Intel Adds to Its SDN Arsenal
Anyone having a quiet pint of Guinness in the Europe Hotel in Belfast, Northern Ireland, on April 25 might have wondered whose party they had inadvertently crashed.
The celebration was the post-acquisition revelry of Aepona Ltd., the telco API platform specialist that has been acquired by Intel Corp., a move that further boosts the chip giant's software-defined networking (SDN) capabilities.
For an undisclosed sum (which one report puts at US$120 million), Intel gets more than 300 staff based in Belfast, Dublin, Sri Lanka and the U.S. and years of development in telco platform APIs.
The Aepona team has been helping network operators expose their assets to third party developers so that new applications can be developed that will run over the operators' networks and utilize some of their inherent telecom and IT capabilities. Just recently, Aepona announced it is doing just that for Vodafone India.
The ability to securely expose operators' assets has been a work in progress for years by a number of companies and industry organizations, but Aepona is one of the few specialists that has stuck with it. Now the work has paid off. (See APIs Can Generate Billions for Telcos.)

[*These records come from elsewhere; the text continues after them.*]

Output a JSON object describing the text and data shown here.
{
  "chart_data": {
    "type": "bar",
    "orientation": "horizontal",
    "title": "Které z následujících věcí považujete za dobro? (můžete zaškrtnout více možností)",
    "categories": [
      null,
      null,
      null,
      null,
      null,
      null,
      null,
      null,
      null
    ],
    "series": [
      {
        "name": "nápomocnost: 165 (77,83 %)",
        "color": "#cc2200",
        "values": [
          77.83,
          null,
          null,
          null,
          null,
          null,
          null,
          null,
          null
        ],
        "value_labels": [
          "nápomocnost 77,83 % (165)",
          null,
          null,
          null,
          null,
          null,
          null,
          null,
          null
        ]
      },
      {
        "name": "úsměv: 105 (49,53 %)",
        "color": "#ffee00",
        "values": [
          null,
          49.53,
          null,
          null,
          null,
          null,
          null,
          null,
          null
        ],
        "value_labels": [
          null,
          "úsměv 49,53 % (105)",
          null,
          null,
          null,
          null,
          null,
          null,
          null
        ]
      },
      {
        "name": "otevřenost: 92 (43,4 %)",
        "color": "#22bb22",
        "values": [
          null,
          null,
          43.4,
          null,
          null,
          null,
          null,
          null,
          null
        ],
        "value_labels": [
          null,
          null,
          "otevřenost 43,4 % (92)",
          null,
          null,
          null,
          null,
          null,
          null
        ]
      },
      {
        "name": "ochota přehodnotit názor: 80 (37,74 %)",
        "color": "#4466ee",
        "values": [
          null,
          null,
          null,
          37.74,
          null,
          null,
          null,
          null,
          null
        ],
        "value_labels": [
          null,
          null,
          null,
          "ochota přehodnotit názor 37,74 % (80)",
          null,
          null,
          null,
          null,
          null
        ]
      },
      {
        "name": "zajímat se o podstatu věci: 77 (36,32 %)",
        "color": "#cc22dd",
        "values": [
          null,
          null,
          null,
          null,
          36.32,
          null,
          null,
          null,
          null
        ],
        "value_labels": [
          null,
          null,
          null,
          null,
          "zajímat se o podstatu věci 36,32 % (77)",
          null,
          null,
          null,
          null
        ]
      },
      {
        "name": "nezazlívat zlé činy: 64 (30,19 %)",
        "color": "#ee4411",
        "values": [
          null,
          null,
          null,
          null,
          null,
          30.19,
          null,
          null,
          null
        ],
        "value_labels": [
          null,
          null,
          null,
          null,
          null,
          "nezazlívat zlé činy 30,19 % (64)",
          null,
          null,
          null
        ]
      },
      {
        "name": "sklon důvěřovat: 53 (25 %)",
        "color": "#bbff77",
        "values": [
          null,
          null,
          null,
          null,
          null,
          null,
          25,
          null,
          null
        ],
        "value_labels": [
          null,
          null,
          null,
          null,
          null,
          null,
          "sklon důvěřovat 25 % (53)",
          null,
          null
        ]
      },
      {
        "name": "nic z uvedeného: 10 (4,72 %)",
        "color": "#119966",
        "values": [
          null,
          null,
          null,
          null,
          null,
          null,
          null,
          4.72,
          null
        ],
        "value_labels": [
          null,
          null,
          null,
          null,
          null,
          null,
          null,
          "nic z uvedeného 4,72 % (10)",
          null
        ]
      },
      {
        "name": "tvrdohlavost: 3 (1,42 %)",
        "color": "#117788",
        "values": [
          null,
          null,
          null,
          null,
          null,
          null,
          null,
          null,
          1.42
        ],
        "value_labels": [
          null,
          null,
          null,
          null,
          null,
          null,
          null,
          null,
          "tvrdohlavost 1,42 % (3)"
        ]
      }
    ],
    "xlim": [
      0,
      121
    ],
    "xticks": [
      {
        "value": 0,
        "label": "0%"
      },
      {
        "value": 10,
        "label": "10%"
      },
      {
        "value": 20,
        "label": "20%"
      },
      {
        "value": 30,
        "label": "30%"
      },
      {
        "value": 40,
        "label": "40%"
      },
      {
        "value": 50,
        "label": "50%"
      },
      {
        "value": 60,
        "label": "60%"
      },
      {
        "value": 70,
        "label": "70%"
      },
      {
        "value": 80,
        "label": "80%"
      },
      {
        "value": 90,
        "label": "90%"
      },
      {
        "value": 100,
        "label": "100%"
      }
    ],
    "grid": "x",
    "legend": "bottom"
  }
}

For its part, Intel says it has bought Aepona to extend its "capabilities in areas instrumental to building and delivering future network and cloud services across the spectrum of computing." It certainly hasn't bought it for its revenues, which were about $40 million in 2011.
It makes sense that Intel would be the company to snap up Aepona, given Intel's strong position in the emerging SDN and network functions virtualization (NFV) market where, according to one industry analyst, telco API management is going to be key. (See Intel Intros SDN/NFV Architectures and Packet Core Looks 'Ripe' for Virtualization.)
"This is excellent and much-deserved news for Aepona, which has kept the faith with telco APIs long after others have given up," says Heavy Reading senior analyst Caroline Chappell.
"And it shows Intel is getting serious about its play in the telco sector," adds Chappell, noting that the chip vendor recently acquired API management specialist and Aepona partner Mashery.
"Telco APIs are going to be a big part of SDN and SDN-enabled cloud services. Aepona plus Mashery gives Intel a strong presence in the Web/communications services mash-up domain," notes the analyst.
Intel is swallowing up Aepona into its Software Services Group, according to Aepona's chief marketing officer Michael Crossey. He tells Light Reading that Intel wants Aepona to carry on as an independent entity, retaining its brand name, further developing the technology roadmap and continuing to engage with telco customers such as Vodafone India.
Crossey notes that the Aepona team has mostly been kept intact, though CEO Al Snyder, who took the hot seat in 2008, has moved on. (See Aepona Expands for Telco 2.0 Assault.)
That was about as much as Crossey could say -- not because he's constrained by Intel's communications strategy but because the "traditional Irish-style party" (as he called it) was only a week ago and he hasn't (it seemed to us, anyway) quite recovered his full powers of speech just yet.
With the celebrations over and the party photographs deleted from various Facebook accounts, the Aepona team can get on with the next stage of the Northern Irish startup's development, as part of the Intel behemoth.
It couldn't happen to a nicer bunch.